Na época em que vivi na Casa do Brasil, em Paris, um domingo quando preparava meu modesto almocinho na cozinha comunitária, chegou um casal de africanos. Sozinha, nem prestei muita atenção neles, apenas notei que eram altos, bonitos e vestiam batas coloridas.
Coloquei a carne em uma panela, as batatas picadas em outra e fiquei de olhar perdido aguardando o cozimento. Enquanto isso, eles cortavam cebolas, lavavam verduras, abriam latas. Trabalhavam e falavam, patati patatá, na língua deles.
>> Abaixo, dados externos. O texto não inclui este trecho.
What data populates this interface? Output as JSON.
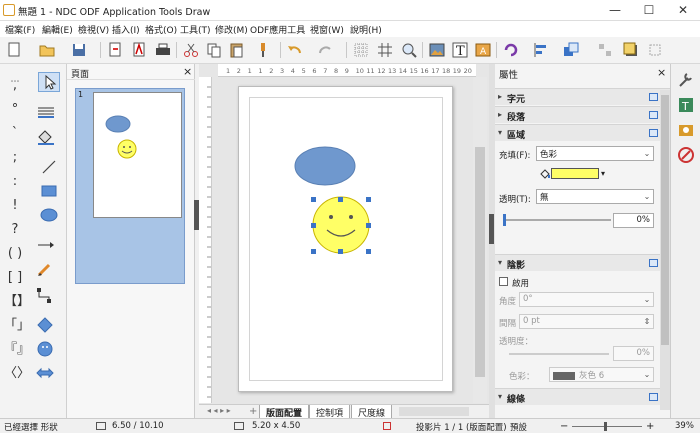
{
  "window": {
    "title": "無題 1 - NDC ODF Application Tools Draw",
    "minimize": "—",
    "maximize": "☐",
    "close": "✕"
  },
  "menu": [
    "檔案(F)",
    "編輯(E)",
    "檢視(V)",
    "插入(I)",
    "格式(O)",
    "工具(T)",
    "修改(M)",
    "ODF應用工具",
    "視窗(W)",
    "說明(H)"
  ],
  "pages_panel": {
    "title": "頁面",
    "close": "×",
    "thumb_number": "1"
  },
  "ruler": {
    "h_ticks": [
      "1",
      "2",
      "1",
      "1",
      "2",
      "3",
      "4",
      "5",
      "6",
      "7",
      "8",
      "9",
      "10",
      "11",
      "12",
      "13",
      "14",
      "15",
      "16",
      "17",
      "18",
      "19",
      "20"
    ]
  },
  "tabs": [
    "版面配置",
    "控制項",
    "尺度線"
  ],
  "sidebar": {
    "title": "屬性",
    "close": "×",
    "sections": {
      "character": "字元",
      "paragraph": "段落",
      "area": "區域",
      "shadow": "陰影",
      "line": "線條"
    },
    "area": {
      "fill_label": "充填(F):",
      "fill_value": "色彩",
      "fill_color": "#ffff66",
      "transparency_label": "透明(T):",
      "transparency_value": "無",
      "transparency_percent": "0%",
      "slider_value": 0
    },
    "shadow": {
      "enable_label": "啟用",
      "enable_checked": false,
      "angle_label": "角度",
      "angle_value": "0°",
      "distance_label": "間隔",
      "distance_value": "0 pt",
      "transparency_label": "透明度：",
      "transparency_percent": "0%",
      "color_label": "色彩：",
      "color_value": "灰色 6",
      "color_swatch": "#666666"
    }
  },
  "status": {
    "selection": "已經選擇 形狀",
    "position": "6.50 / 10.10",
    "size": "5.20 x 4.50",
    "slide": "投影片 1 / 1 (版面配置)",
    "layout": "預設",
    "zoom": "39%"
  },
  "colors": {
    "ellipse": "#6f98ce",
    "smiley": "#ffff66",
    "smiley_stroke": "#c8b400",
    "accent": "#3a73c6"
  }
}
Pareciam duas matracas. Eu, quieta, pensava na morte da bezerra e agora olhava distraída pela janela.
De repente, porém, comecei a perceber que mesmo de costas acompanhava a conversa. Pareceu-me que faziam comentários sobre um curso, sobre as dificuldades da vida na França...
Mas como era possível? Eu não conhecia aquela língua!
Encafifadíssima com minha inesperada e inusitada capacidade mental, certamente adormecida até então, resolvi decifrar o enigma. Quem sabe daí em diante poderia explorá-la melhor. Já pensou, compreender novas línguas sem ter que estudar? Poder entender o que russos, chineses ou gregos falassem, sem esforço algum?
Voltei-me de frente para os dois e apurei os ouvidos.
Foi então que descobri que eles conversavam em francês!
Só que a entonação era tão diferente, que eu jurava tratrar-se de outro idioma.